Following the approval, on 18 March 2014, of the first CCP to be authorised under EMIR, the frontloading requirement came into play and the existing industry concern in relation to this obligation was brought sharply into focus. Therefore, since this date, counterparties entering into OTC derivatives trades are aware that at an unspecified future date they may have to clear these trades.  A joint letter from ISDA and the FIA on 20 March 2014 outlined these concerns, highlighting the associated pricing uncertainty and requested a “without prejudice” indication of categories of OTCs that were unlikely to be suitable for clearing at this stage.

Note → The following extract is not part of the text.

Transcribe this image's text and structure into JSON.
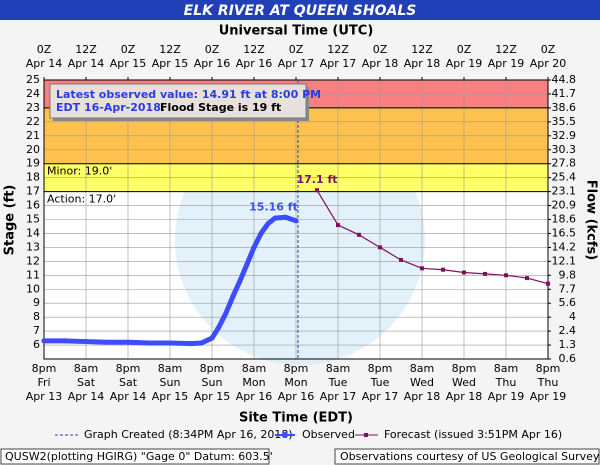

ESMA has proposed that frontloading apply only to contacts entered into during the period between (i) the date the RTS on clearing take effect and (ii) the date of application of the clearing obligation. This will, according to ESMA, provide counterparties with “legal certainty on the contracts which are subject to the clearing obligation, on the date from which the clearing obligation takes effect and on the CCPs available to clear the relevant classes of derivative”.